第12章 【第十一話】触れてはいけない距離
教団本部の石門が、重々しい音を立てて閉ざされた。
その音を背中で聞いた瞬間、ようやく襲撃の硝煙と、長い帰路で染み込んだ雪混じりの冷気から解放されたのだと実感する。
鼻を掠めるのは、慣れ親しんだ石造りの建物の匂いと、遠くから微かに漂う消毒液の匂い。それから、冷え切った身体へ染み込む石炭ストーブの熱。
張り詰めていた神経が、ほんの少しだけ緩んだ。
巻き戻しの街から帰還したのは、私たちエクソシスト五名とコムイさんだった。
リナリーは念のため検査を受けることになり、コムイさんとブックマンに付き添われて医務室へ向かっていく。
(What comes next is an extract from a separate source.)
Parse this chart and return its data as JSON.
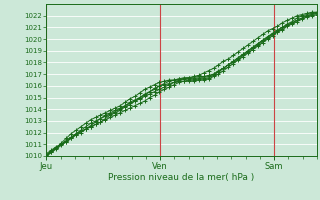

その細い背中が廊下の奥へ消えていくまで見送ってから、私は小さく息を吐いた。
「ティファ」
控えめな声が、すぐ隣から落ちる。
振り向けば、アレンが心配そうにこちらを見上げていた。
「肩の傷……また血が滲んでいます。早く診てもらわないと」
彼の視線の先へ目を落とす。
黒の団服の肩口は裂け、銀の縁取りの傍へ赤黒い染みが広がっていた。病院での襲撃の最中は気にならなかった痛みが、本部へ戻った途端、熱を持って主張し始める。
「平気よ。これくらいなら――」
「駄目です」
いつもより少しだけ強い声音だった。
アレンの手が、私の腕へそっと添えられる。
その指先は、微かに震えていた。